Desgraciadamente, en los medios de comunicación no se habla de estas prácticas ya que los consejos de administración de las televisiones y radios públicas se han impregnado de directivos afines a esta ideología. Parte de la sociedad cree que va por la senda adecuada. Se suceden las manifestaciones contra el Gobierno central, alentadas desde diferentes sedes regionales de la soberanía popular, y la violencia enardece paulatinamente las calles.
Alguna cámara despistada capta a un grupo de jóvenes quemando una ikurriña mientras ondean banderas preconstitucionales. El vídeo se hace viral y parte de la sociedad lo denuncia, recibiendo como respuesta el silencio cómplice de sus propios dirigentes, los que en teoría deben velar por la convivencia y la igualdad de todos. Algunos territorios acaban siendo lugares de vida hostil para aquellos que no comulguen con la teoría del renacimiento de la nación.
Un tiempo más tarde, cuando la oposición lleva a los tribunales la mala praxis política de esos Gobiernos regionales y algunos representantes se ven cercados por la justicia, el líder nacional del partido comienza a señalar a jueces, funcionarios, policías y guardias civiles alegando que trabajan para el estado opresor que se ha rendido a Puigdemont, Aizpurua, y demás líderes separatistas que lo único que buscan es disolver la unidad nacional.
Invitan a sus adeptos, dirigiéndose a ellos y dándoles la categoría de pueblo español, a desobedecer toda ley considerada contraria a los intereses de España, aquella en la que ellos, una minoría que se dice patriota, creen. Y deciden, fruto de su fracaso argumental, declararse en rebelión, y tras ello llega una insurrección popular que enfrenta a ciudadanos de un mismo territorio.
Se cometen atentados, revueltas violentas y demás actos antidemocráticos que acaban por colocar a España al borde de un caos político e institucional. El Gobierno central, dotado de capacidad legislativa y amparándose en los valores constitucionales, toma cartas en el asunto y decide actuar contra los instigadores de esta situación. Se intervienen las autonomías en las que gobiernan, se persigue a sus líderes, se les juzga y se les manda a prisión, todo ello acorde a la legislación vigente, quedando el orden restaurado.
Sin embargo, ese partido sigue existiendo y surgen nuevos líderes, con menos poder y voz pero con un discurso igual de reaccionario y dañino. Al cabo de unos años, el brazo político renovado de ese movimiento consigue alcanzar nuevamente una representación institucional que resulta ser clave para otorgar el poder a otro candidato diferente a Pedro Sánchez. Y, de buenas a primeras, toda su historia delictiva se olvida, se cierran procesos judiciales pendientes y sus líderes originales salen de prisión.

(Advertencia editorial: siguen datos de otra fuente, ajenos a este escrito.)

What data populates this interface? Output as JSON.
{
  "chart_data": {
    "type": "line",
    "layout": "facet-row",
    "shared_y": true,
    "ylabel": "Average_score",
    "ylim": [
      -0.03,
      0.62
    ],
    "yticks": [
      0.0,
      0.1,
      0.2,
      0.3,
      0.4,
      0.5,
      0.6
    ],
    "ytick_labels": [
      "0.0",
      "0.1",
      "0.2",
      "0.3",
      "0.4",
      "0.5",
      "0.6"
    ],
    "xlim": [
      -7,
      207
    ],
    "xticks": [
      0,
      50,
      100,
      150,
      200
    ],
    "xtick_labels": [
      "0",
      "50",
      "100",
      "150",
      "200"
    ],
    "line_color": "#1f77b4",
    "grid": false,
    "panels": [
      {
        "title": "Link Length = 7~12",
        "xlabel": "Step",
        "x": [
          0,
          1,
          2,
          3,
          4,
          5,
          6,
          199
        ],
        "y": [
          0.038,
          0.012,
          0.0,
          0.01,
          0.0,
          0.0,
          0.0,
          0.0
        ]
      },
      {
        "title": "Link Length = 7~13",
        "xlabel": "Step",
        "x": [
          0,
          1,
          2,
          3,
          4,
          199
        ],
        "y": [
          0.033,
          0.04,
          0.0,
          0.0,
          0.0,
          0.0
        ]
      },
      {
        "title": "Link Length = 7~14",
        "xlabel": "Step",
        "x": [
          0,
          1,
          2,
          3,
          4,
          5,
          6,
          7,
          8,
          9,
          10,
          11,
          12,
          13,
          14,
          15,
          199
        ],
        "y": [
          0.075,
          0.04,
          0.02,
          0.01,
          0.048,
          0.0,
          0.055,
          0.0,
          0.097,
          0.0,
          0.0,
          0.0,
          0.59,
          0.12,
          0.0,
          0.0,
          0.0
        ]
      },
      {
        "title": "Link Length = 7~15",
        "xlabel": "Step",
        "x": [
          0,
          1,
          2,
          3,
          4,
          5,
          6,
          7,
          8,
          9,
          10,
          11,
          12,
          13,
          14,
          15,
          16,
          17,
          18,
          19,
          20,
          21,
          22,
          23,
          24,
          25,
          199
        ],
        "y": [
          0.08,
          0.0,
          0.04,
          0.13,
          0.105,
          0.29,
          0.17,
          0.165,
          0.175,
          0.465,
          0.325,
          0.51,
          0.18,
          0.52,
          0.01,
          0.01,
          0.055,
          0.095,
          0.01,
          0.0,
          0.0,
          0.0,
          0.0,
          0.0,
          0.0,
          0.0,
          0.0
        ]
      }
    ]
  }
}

A cambio, el nuevo candidato logra ser investido, pesando sobre su espalda una agenda cuyas consignas principales son la desigualdad y el odio encubiertos. Y lo acepta sin pestañear, según dice, por el bien de España.
Ahora, invito al lector a preguntarse cómo reaccionaría si esta situación resultase ser una realidad en los próximos años.
Esto no va de bloques, sino de salud democrática.